In December, UCLA athletic director Martin Jarmond hired Bob Chesney as the program's 20th head coach. Chesney arrived from James Madison with a 132-51 career record, eight conference championships, and a reputation for building cultures rather than just rosters. His hire was greeted with cautious optimism from a fan base that has seen enough coaching transitions to know that optimism, by itself, does not win games.

Spring practice opened this week at the Wasserman Football Center, with Chesney running a full-pads session on the first day that he described afterward as exactly the kind of physical, competitive environment he intends to establish as a standard. "We are not interested in what happened last year," he said. "That is not a dismissal of the people who were here. It is just a statement about direction."

The returning piece most closely watched is quarterback Nico Iamaleava, who confirmed in January that he would remain with the program despite interest from multiple transfer portal programs. Iamaleava, a redshirt sophomore from Long Beach, showed enough in his limited appearances last season to convince the new coaching staff that he is the right foundation around which to build the offense. His arm talent is not in question. What Chesney is evaluating this spring is whether his command of a more complex scheme matches what he was asked to do in the previous system.

The new staff also includes a defensive coordinator with a background in Big Ten schemes, an offensive line coach who worked under Chesney at James Madison and followed him to Westwood, and a recruiting coordinator whose West Coast network is seen as critical to UCLA's ability to compete for top California prospects in the transfer portal era.

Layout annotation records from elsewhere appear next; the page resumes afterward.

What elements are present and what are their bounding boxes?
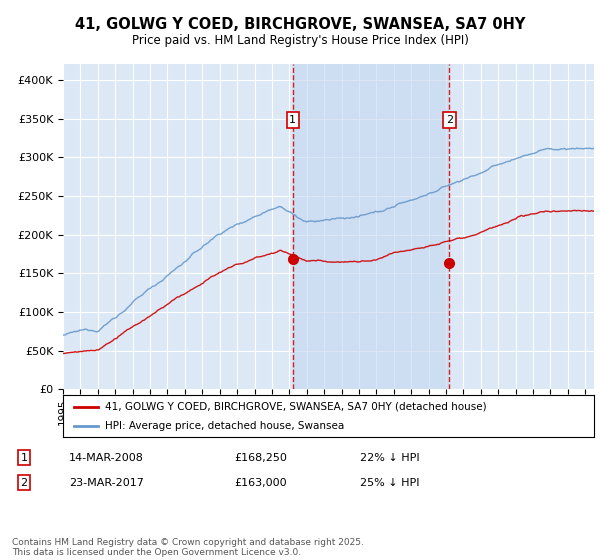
Text: Price paid vs. HM Land Registry's House Price Index (HPI): Price paid vs. HM Land Registry's House … <box>131 34 469 46</box>
Text: 2: 2 <box>446 115 453 125</box>
Text: 14-MAR-2008: 14-MAR-2008 <box>69 452 144 463</box>
Text: HPI: Average price, detached house, Swansea: HPI: Average price, detached house, Swan… <box>106 421 345 431</box>
Text: Contains HM Land Registry data © Crown copyright and database right 2025.
This d: Contains HM Land Registry data © Crown c… <box>12 538 364 557</box>
Text: 25% ↓ HPI: 25% ↓ HPI <box>360 478 419 488</box>
Text: 23-MAR-2017: 23-MAR-2017 <box>69 478 144 488</box>
Text: £168,250: £168,250 <box>234 452 287 463</box>
Text: 41, GOLWG Y COED, BIRCHGROVE, SWANSEA, SA7 0HY (detached house): 41, GOLWG Y COED, BIRCHGROVE, SWANSEA, S… <box>106 402 487 412</box>
Text: 2: 2 <box>20 478 28 488</box>
Text: 41, GOLWG Y COED, BIRCHGROVE, SWANSEA, SA7 0HY: 41, GOLWG Y COED, BIRCHGROVE, SWANSEA, S… <box>75 17 525 32</box>
Text: £163,000: £163,000 <box>234 478 287 488</box>
Text: 1: 1 <box>289 115 296 125</box>
Text: 1: 1 <box>20 452 28 463</box>
Bar <box>293 64 449 389</box>
Text: 22% ↓ HPI: 22% ↓ HPI <box>360 452 419 463</box>
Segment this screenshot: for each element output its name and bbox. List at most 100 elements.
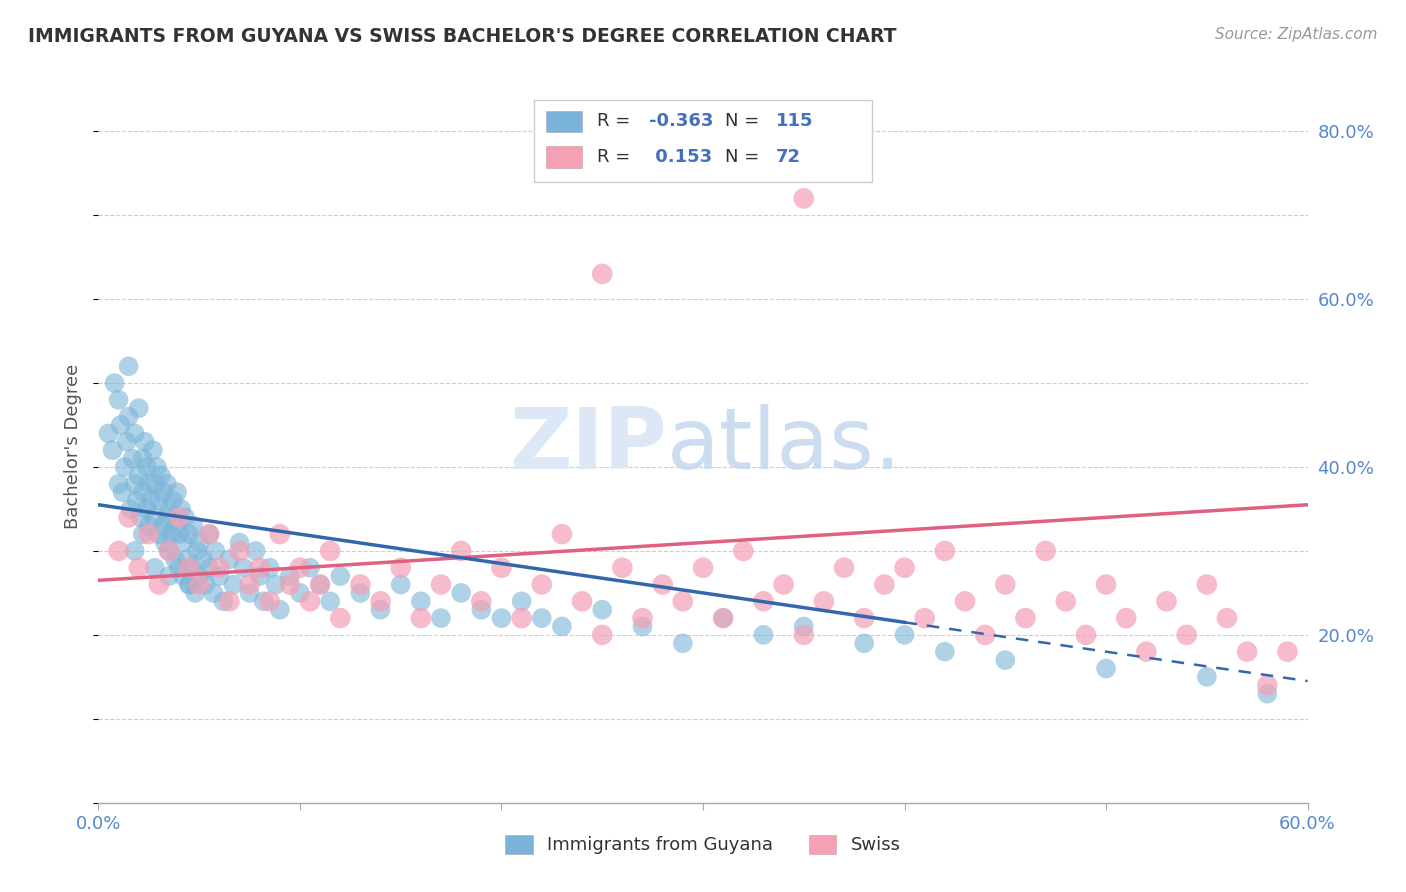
Point (329, 569, 352, 583)
Point (793, 619, 815, 633)
Point (1095, 661, 1118, 675)
Point (153, 535, 176, 549)
Point (101, 443, 124, 458)
Point (430, 577, 453, 591)
Point (188, 577, 211, 591)
Point (934, 645, 956, 659)
Point (132, 527, 155, 541)
Point (128, 560, 150, 574)
Point (934, 544, 956, 558)
Point (299, 560, 322, 574)
Point (349, 586, 371, 600)
Point (1236, 645, 1258, 659)
Point (813, 594, 835, 608)
Point (974, 628, 997, 642)
Point (249, 569, 271, 583)
Point (204, 544, 226, 558)
Point (124, 426, 146, 441)
Point (1195, 577, 1218, 591)
Point (245, 544, 267, 558)
Point (156, 510, 179, 524)
Point (470, 603, 492, 617)
Point (409, 611, 432, 625)
Point (157, 544, 180, 558)
Point (470, 594, 492, 608)
Point (530, 577, 553, 591)
Point (110, 417, 132, 432)
Point (142, 443, 165, 458)
Point (202, 586, 225, 600)
Point (450, 544, 472, 558)
Point (370, 603, 392, 617)
Text: ZIP: ZIP (509, 404, 666, 488)
Point (1195, 670, 1218, 684)
Point (138, 476, 160, 491)
Point (97, 426, 120, 441)
Point (162, 493, 184, 508)
Point (167, 510, 190, 524)
Point (1156, 594, 1178, 608)
Point (135, 460, 157, 475)
Point (692, 560, 714, 574)
Point (510, 611, 533, 625)
FancyBboxPatch shape (546, 146, 582, 168)
Point (1035, 544, 1057, 558)
Text: N =: N = (724, 112, 765, 130)
Point (167, 560, 190, 574)
Point (148, 493, 170, 508)
Point (551, 527, 574, 541)
Point (571, 594, 593, 608)
Point (170, 502, 193, 516)
Point (118, 510, 141, 524)
Point (450, 586, 472, 600)
Point (163, 518, 186, 533)
Point (510, 594, 533, 608)
Point (672, 594, 695, 608)
Point (772, 577, 794, 591)
Point (389, 577, 412, 591)
Point (711, 611, 734, 625)
Point (107, 544, 129, 558)
Point (148, 577, 170, 591)
Point (103, 376, 125, 390)
Point (278, 577, 301, 591)
Point (259, 594, 281, 608)
Point (1074, 628, 1097, 642)
Point (319, 544, 342, 558)
Point (1095, 577, 1118, 591)
Point (128, 468, 150, 483)
Point (1256, 678, 1278, 692)
Point (232, 560, 254, 574)
Point (139, 493, 162, 508)
Point (149, 468, 172, 483)
Point (135, 502, 157, 516)
Point (711, 611, 734, 625)
Text: atlas.: atlas. (666, 404, 903, 488)
Point (651, 577, 673, 591)
Point (124, 544, 146, 558)
Point (107, 392, 129, 407)
Y-axis label: Bachelor's Degree: Bachelor's Degree (65, 363, 83, 529)
Point (319, 594, 342, 608)
Point (138, 518, 160, 533)
Point (179, 527, 201, 541)
Point (152, 518, 174, 533)
Point (1115, 611, 1137, 625)
Point (288, 586, 311, 600)
FancyBboxPatch shape (534, 100, 872, 182)
Point (309, 577, 332, 591)
Point (180, 560, 202, 574)
Point (259, 560, 281, 574)
Point (591, 628, 613, 642)
Point (491, 560, 513, 574)
Point (212, 594, 235, 608)
Point (179, 577, 201, 591)
Point (152, 485, 174, 500)
Point (157, 502, 180, 516)
Point (1175, 628, 1198, 642)
Point (138, 527, 160, 541)
Point (132, 485, 155, 500)
Point (166, 485, 188, 500)
Point (114, 460, 136, 475)
Point (430, 611, 453, 625)
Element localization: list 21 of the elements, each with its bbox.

Spring practices run through late April, with a Blue-Gold scrimmage expected before finals. The regular season opens September 5 at California, a rivalry game that Chesney described as an ideal first test of whether the culture he is building holds under adverse conditions. "Road game, rivalry, opening weekend," he said. "There is no better way to find out who you are."

Bruin fans, worn down by two years of disappointing football, are watching spring practices with a different energy than they have brought to similar sessions in recent memory. The Rose Bowl, which sat half-full for multiple home games last fall, will need a reason to fill up again. Chesney has said, without any apparent self-consciousness, that he plans to give people one.